March has always been my month – I was born on March 14th, 1983, I graduated college March 24th, 2012 & got engaged to my best friend and the greatest man I know on March 30th, 2012…
As for March 2013 – I will be turning 30, celebrating our one year engagement & most recently on March 2nd I met my Susan G. Komen fund raising goal of $2,300! And I couldn’t have celebrated with greater people! I was blessed to have met who I now call my good friend Shannon last year at an American Cancer Society event at Brighton where I was for the second year in a row the featured artist.
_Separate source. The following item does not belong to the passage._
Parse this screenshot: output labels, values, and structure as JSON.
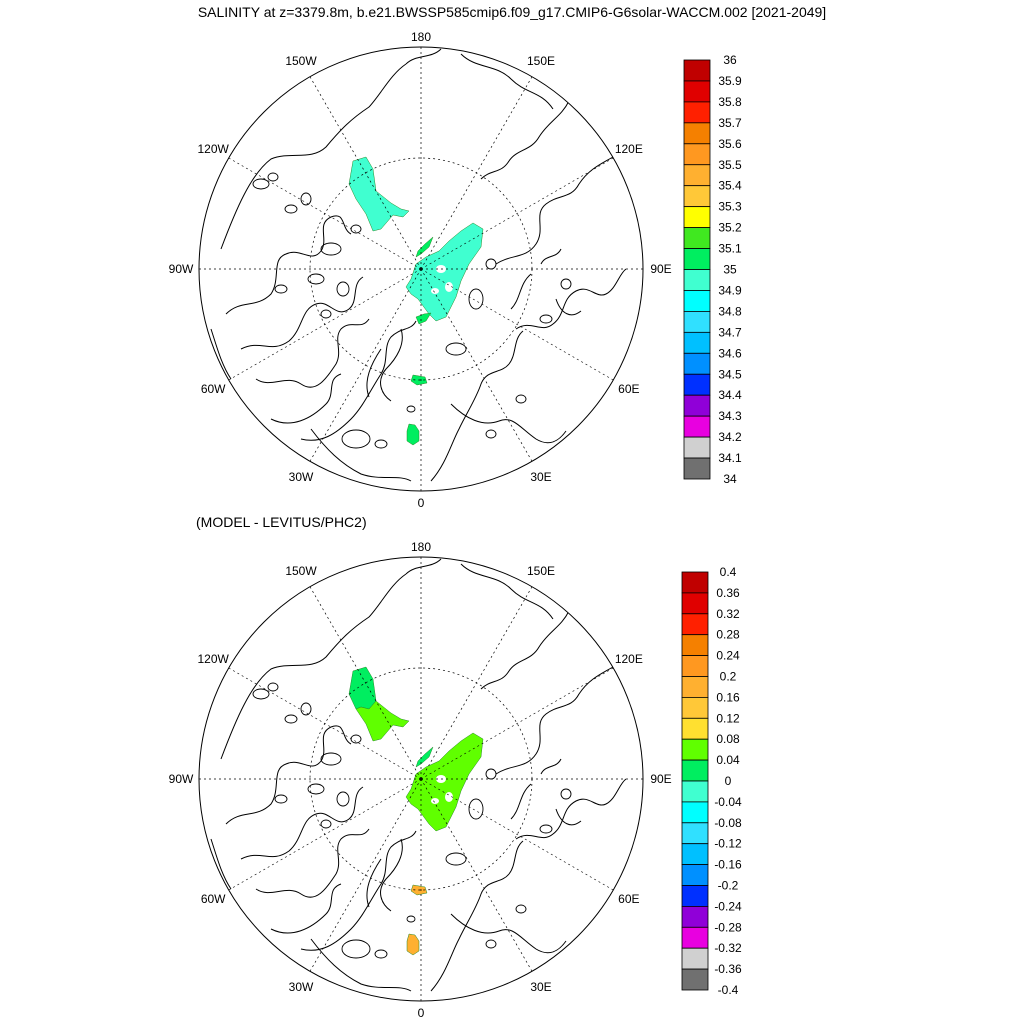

I was in the midst of setting up my paintings when a very enthusiastic Shannon approached me and asked “Are you the painting girl?” As she pointed at some of my paintings that were sitting on the shelf. I of course said, “that’s me.”
At a later date, Shannon and I coordinated a Breasties party at her house in November, where most the women in her family attended. Shannon’s mother Coral was there, her best friends since childhood – Paula and Karen, her sister in-law Mindy, Mindy’s mother (a breast cancer survivor) and two sisters… daughters, granddaughters, moms, aunts, best friends – they were all there! One person that wasn’t there physically BUT for sure was there in HEART & spirit was Shannon’s sister Karen who lost her battle with ovarian cancer in 2011. Shannon told me she lost her sister and her dad to cancer when I met her but I did not learn of her sisters name until March 2nd – my milestone day. That day I scheduled a pick up party at Shannon’s house so everyone could come pick up there paintings and see the collection in person. It was a perfect day – Everyone loved their paintings, I talked about Breasties next big ventures and once again I believe Shannon’s sister was there with us. After everyone left, Shannon and I were there alone. I had some things to clean up and Shannon and I of course got to talking. It was then that I learned more about Karen, Shannon’s beloved sister.
Talking about the tattoo on my arm – I explained to Shannon that although there is a tiny smidgen of regret attached to the large gold toothed skull on my arm, the tattoo itself wasn’t about me. You see, I believe this tattoo was my first grand expression of human compassion. I was 25 years old when I got it – and still heart stricken by hearing of the loss of my mom’s boss’ (now a very very dear family friend) daughter Erin who was 25 or 26 (forgive me, I have a bad numeric memory) when she passed away after her car veered off the road. I told Shannon as I wrapped my right hand around my tattoo that I had never met Erin but had known of her from her father sharing stories about her with my mom. Erin and I shared the same love for all things Disney and we both loved animals, specifically the Giant Panda’s at the San Diego Zoo. I just could’t swallow the fact that someone so full of life and so young was not on this earth with us anymore. It just didn’t seem fair and it was then that I decided I would do everything in my power to enjoy my life to the fullest for Erin. That’s where the sugar skull came into play – the sugar skull symbolizes the celebration of life after death and celebrating beautiful life passed or present is exactly what I am doing. I pointed out the only blue flower in the midst of my tattoo and said “this one is for Erin, I’ve never met her!” But that little blue forget-me -not is for her because she deserves to be remembered. “I take her with me through life – I take her to see the Pandas,” I think of her as I walk down Main Street at Disneyland and funny enough when I see a horse I think of her too. I am not a horse person but I knew Erin was and because of her I see the beauty in horses that I had never seen before.
After explaining my compassion and connection to Erin, Shannon told me her sisters name for the first time. She said, “well that’s funny because my sisters name is Karen and that rhymes with Erin.” She told me about her sisters famous mustard that she would make for the family during the holidays and even showed me the jar with Karens hand writing on it that read “Spicy jalapeno mustard” It sounds silly, its just a jar to most but to Shannon that little jar that once housed what was made by the hands of her best friend and sister is a little piece of Karen’s love for her family left down here on earth. Shannon and I shared a few more personal moments that I will not share with you because some things are so precious they shall be left un-spoken – But I will say that sharing my milestone day in that moment with Shannon and her loved ones was a BLESSING and I truly believe ‘timing is everything’ – ‘everything happens for a reason’ – and ‘we all come into each others lives with a purpose.’ I am beyond grateful for all the love and support I am provided and only hope that I can continue to provide the same.